# 2019/20 DA Cup as next step for boys?



## Kante (Apr 18, 2019)

Here's link. http://www.ussoccerda.com/20180418-NEWS-DA-Introduces-New-Cup-Comp-Structure-for-Girls

One contributor in the girls thread on this pointed out that it says "clubs" not teams, and that's an important distinction. http://www.socalsoccer.com/threads/da-cup-competition-for-2019-2020.17135/

Seems like a tailor made solve/compromise with the MLS academies who wanted their own MLS league.

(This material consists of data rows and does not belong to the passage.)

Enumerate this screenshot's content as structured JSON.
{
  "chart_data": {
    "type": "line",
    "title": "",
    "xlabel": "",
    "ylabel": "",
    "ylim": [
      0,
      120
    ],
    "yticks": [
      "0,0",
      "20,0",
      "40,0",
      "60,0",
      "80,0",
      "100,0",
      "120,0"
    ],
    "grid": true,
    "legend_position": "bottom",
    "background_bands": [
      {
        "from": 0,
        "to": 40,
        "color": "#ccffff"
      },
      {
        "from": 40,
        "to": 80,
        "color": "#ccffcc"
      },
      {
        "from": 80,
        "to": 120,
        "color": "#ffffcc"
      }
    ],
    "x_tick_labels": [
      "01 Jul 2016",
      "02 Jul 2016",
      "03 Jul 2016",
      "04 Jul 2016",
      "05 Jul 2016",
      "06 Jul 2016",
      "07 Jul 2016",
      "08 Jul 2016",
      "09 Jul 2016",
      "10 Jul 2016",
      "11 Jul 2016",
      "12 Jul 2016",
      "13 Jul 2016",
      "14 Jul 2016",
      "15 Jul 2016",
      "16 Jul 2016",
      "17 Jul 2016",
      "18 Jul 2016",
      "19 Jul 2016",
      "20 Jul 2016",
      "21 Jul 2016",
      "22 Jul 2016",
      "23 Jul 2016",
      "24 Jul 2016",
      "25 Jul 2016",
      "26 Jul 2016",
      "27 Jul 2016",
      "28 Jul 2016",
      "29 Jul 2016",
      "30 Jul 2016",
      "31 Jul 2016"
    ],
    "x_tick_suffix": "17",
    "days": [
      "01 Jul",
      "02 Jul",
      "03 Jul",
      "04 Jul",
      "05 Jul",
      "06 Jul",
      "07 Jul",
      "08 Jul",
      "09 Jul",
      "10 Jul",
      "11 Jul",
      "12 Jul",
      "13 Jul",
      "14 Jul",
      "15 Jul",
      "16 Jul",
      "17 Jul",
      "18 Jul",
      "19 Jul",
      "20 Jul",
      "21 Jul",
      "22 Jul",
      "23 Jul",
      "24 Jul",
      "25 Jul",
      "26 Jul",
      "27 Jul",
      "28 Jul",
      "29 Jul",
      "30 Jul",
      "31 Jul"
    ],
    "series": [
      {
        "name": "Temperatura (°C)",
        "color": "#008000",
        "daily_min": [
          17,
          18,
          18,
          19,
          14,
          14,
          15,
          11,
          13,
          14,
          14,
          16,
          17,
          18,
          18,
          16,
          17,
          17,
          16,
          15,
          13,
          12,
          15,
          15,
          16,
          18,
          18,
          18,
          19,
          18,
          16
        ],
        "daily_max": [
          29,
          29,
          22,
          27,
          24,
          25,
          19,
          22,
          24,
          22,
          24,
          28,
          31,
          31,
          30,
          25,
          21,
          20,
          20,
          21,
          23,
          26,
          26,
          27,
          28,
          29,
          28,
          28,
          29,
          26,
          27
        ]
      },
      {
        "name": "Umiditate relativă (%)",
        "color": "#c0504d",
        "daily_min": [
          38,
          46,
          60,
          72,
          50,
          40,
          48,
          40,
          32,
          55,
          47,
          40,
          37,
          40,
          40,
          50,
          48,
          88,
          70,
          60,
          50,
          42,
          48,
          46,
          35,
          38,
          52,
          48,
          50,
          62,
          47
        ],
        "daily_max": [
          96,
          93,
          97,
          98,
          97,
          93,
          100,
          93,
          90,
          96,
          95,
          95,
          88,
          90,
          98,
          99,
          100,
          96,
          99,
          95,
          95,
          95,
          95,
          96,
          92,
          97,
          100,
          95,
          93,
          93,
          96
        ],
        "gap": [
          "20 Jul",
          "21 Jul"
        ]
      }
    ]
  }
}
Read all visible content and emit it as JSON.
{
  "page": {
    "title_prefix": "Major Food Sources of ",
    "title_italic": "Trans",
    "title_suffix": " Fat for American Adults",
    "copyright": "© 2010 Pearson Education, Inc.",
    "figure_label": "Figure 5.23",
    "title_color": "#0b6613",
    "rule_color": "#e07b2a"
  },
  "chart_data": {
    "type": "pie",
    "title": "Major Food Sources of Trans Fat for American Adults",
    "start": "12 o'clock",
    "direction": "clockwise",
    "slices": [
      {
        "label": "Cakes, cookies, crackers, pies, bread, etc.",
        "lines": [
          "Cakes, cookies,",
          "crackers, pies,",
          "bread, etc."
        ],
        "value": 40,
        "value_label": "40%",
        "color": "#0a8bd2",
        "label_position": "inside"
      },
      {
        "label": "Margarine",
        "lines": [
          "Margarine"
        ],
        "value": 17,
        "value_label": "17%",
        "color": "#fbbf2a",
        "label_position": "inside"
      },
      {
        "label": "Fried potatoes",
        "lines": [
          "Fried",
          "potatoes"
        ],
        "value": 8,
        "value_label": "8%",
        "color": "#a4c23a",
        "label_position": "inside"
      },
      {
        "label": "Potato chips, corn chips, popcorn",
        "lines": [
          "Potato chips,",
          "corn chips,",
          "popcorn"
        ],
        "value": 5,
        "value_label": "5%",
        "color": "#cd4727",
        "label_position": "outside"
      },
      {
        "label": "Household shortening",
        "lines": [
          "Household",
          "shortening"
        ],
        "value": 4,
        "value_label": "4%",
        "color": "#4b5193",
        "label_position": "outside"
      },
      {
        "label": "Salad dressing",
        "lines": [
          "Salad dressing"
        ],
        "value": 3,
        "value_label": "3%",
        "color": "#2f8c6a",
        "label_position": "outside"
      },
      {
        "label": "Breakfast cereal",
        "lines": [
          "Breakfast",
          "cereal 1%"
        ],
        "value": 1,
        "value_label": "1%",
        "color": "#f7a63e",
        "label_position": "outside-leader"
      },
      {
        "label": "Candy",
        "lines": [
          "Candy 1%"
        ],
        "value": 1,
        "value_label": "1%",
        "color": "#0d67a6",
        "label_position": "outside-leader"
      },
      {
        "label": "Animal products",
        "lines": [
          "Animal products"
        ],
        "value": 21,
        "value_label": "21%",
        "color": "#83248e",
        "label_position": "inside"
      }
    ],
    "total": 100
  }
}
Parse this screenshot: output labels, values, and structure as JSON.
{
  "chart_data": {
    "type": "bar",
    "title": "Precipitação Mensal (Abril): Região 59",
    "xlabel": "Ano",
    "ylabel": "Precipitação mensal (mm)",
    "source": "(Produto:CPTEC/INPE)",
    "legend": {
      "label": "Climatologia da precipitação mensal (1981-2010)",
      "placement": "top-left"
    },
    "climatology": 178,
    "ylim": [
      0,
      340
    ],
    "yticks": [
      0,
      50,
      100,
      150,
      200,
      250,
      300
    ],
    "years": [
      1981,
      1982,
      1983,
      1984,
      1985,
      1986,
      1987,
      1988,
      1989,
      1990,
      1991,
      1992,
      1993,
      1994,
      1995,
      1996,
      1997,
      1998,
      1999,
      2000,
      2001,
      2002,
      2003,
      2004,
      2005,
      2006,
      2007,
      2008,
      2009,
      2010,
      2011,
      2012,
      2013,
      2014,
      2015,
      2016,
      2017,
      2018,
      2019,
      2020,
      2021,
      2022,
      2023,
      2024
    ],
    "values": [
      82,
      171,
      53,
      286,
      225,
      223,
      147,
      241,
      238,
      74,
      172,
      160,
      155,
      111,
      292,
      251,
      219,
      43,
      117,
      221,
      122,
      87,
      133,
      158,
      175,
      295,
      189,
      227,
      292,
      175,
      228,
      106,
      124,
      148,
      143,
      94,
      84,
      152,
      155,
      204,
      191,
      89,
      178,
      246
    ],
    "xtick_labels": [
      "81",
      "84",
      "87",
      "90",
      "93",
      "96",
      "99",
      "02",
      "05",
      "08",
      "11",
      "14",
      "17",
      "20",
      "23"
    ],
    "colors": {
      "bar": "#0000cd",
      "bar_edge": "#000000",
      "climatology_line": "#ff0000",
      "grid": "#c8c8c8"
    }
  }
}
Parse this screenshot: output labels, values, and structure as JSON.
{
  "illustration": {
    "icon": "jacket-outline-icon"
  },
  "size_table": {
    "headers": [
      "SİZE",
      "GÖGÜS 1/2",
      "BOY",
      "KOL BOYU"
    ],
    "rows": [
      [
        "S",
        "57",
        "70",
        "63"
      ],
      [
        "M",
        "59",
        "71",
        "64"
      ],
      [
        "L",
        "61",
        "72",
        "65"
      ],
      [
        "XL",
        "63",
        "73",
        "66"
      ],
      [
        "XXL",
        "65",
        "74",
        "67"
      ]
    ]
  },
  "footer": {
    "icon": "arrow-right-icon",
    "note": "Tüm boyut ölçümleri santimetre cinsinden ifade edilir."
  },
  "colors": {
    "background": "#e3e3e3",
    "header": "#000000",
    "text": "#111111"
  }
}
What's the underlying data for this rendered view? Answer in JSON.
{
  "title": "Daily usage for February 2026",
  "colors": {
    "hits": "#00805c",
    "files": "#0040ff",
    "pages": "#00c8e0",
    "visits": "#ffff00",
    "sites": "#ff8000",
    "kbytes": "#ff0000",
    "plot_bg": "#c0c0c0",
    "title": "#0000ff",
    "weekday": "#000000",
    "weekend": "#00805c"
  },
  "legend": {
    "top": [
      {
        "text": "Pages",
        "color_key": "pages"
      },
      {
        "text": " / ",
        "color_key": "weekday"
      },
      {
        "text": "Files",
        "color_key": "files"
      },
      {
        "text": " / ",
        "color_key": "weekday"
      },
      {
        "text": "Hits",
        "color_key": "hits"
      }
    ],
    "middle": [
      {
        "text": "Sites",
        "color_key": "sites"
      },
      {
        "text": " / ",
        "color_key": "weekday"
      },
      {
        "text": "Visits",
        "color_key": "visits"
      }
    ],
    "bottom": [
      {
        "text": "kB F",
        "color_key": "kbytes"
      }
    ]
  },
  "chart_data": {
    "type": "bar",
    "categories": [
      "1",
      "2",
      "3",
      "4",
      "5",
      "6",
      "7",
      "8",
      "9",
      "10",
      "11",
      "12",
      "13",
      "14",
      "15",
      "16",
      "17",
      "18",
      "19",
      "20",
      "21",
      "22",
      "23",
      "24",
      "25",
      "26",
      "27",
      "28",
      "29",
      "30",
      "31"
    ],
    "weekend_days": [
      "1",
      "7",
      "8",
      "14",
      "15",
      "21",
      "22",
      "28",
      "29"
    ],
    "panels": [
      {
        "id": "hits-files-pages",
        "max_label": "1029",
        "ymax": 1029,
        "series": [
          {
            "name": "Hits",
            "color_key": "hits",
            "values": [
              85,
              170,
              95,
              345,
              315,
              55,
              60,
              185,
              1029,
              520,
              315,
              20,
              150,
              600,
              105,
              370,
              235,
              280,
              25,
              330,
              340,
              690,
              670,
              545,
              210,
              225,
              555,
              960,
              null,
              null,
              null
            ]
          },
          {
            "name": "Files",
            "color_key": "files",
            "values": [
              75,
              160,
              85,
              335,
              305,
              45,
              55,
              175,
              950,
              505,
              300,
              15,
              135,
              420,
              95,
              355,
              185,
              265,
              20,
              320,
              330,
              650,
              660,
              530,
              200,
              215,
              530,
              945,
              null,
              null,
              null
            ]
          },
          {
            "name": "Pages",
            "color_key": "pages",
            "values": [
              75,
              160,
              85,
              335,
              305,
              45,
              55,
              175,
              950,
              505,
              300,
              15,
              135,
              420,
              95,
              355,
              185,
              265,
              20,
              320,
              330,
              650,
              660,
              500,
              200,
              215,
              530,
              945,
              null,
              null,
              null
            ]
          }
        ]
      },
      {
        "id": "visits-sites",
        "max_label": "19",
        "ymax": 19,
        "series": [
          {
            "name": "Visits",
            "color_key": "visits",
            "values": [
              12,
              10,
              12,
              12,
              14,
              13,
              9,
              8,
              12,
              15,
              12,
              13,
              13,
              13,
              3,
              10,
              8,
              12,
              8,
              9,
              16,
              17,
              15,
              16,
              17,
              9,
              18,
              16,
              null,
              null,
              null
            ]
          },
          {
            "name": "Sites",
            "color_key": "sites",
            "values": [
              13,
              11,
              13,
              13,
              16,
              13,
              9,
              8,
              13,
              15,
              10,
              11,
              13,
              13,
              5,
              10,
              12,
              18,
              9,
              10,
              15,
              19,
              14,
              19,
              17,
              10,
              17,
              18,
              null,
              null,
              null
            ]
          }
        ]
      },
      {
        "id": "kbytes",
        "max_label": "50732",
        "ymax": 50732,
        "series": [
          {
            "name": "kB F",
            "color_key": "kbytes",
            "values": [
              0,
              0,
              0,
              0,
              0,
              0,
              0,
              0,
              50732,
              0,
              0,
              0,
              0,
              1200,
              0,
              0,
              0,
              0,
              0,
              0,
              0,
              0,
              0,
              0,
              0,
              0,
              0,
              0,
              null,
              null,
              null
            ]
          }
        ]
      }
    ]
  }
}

Another area where the girls academy is taking the first step (the other step being u16 standalone).


----------



## jpeter (Apr 19, 2019)

Kante said:


> Here's link. http://www.ussoccerda.com/20180418-NEWS-DA-Introduces-New-Cup-Comp-Structure-for-Girls
> 
> One contributor in the girls thread on this pointed out that it says "clubs" not teams, and that's an important distinction. http://www.socalsoccer.com/threads/da-cup-competition-for-2019-2020.17135/
> 
> ...


The boys DA especially the MLS one have been talkin about something like this for what going on two years now so at the summer showcase or sooner expect a announcement on what's going to go on for the boys for next season


----------